Interaksi dari elemen lingkungan yaitu antara yang tergolong hayati dan non-hayati akan menentukan kelangsungan siklus ekosistem, yang didalamnya didapati proses pergerakan energi dan hara (material) dalam suatu sistem yang menandai adanya habitat, proses adaptasi dan evolusi.
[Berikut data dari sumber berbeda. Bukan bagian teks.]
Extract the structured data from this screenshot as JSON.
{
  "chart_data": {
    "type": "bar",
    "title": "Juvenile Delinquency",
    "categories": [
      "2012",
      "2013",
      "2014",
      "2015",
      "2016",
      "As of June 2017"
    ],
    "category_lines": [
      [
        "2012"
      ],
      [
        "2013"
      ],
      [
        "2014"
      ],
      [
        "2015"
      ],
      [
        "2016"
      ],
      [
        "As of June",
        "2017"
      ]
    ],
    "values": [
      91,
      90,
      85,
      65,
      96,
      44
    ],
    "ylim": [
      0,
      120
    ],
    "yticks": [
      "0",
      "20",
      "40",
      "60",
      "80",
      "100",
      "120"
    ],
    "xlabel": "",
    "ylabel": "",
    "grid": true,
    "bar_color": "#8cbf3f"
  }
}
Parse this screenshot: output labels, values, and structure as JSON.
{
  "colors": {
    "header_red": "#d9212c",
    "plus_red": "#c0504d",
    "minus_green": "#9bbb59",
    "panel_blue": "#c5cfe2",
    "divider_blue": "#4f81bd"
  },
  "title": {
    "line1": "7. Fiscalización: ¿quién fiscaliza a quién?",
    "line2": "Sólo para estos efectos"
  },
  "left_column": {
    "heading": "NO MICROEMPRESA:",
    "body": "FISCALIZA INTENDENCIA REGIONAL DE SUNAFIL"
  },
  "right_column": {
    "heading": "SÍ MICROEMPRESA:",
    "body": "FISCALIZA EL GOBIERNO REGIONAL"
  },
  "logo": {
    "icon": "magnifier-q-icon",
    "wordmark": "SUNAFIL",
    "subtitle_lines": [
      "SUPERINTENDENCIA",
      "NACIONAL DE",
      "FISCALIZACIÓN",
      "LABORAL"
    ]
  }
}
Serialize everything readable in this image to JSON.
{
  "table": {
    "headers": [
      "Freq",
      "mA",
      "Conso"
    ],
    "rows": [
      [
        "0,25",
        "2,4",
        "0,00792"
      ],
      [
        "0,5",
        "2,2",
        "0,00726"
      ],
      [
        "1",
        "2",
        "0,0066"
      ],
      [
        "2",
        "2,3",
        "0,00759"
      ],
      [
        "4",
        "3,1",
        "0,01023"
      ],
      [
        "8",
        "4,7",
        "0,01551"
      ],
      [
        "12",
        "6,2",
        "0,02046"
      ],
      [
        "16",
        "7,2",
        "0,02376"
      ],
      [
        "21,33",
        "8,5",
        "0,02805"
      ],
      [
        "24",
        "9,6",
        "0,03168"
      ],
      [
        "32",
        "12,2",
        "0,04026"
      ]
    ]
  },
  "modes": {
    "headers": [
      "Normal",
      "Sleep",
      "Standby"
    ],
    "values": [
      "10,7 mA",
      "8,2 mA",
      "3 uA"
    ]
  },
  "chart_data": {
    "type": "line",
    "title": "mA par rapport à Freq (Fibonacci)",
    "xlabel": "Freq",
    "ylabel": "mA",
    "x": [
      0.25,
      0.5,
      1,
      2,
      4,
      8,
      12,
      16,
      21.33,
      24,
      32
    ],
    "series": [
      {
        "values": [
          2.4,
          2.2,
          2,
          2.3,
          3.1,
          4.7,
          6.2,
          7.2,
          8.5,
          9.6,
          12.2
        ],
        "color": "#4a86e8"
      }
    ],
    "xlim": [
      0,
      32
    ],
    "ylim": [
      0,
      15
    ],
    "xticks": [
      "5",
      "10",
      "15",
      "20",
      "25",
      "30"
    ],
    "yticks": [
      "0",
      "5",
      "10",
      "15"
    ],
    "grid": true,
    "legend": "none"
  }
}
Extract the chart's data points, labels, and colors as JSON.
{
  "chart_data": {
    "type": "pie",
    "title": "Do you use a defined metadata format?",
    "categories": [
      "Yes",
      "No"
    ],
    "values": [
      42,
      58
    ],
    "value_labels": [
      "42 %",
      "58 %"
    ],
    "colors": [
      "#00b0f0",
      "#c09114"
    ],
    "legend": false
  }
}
Dalam memanipulasi lingkungan hidupnya, maka manusia harus mampu mengenali sifat lingkungan hidup yang ditentukan oleh macam-macam faktor. Berkaitan dengan pernyataan ini, Soemarwoto (1991: 50-51) mengkategorikan sifat lingkungan hidup atas dasar:
(1)   Jenis dan jumlah masing-masing jenis unsur lingkungan hidup tersebut
(2)   Hubungan atau interaksi antara unsur dalam lingkungan hidup tersebut
(3)   Kelakuan atau kondisi unsur lingkungan hidup
(4)   Faktor-faktor non-materiil, seperti cahaya dan kebisingan
Manusia berinteraksi dengan lingkungan hidupnya, yang dapat mempengaruhi dan dipengaruhi oleh lingkungan hidupnya, membentuk dan dibentuk oleh lingkungan hidupnya. Hubungan manusia dengan lingkungan hidupnya adalah sirkuler, berarti jika terjadi perubahan pada lingkungan hidupnya maka manusia akan terpengaruh.
Uraian ini dapat menjelaskan akibat yang ditimbulkan oleh adanya pencemaran lingkungan, terutama terhadap kesehatan dan mutu hidup manusia. Misalnya, akibat polusi asap kendaraan atau cerobong industri, udara yang dipergunakan untuk bernafas oleh manusia yang tinggal di lingkungan itu akan tercemar oleh gas CO (karbon monoksida). Berkaitan dengan paparan ini, perlakuan manusia terhadap lingkungan akan mempengaruhi mutu lingkungan hidupnya.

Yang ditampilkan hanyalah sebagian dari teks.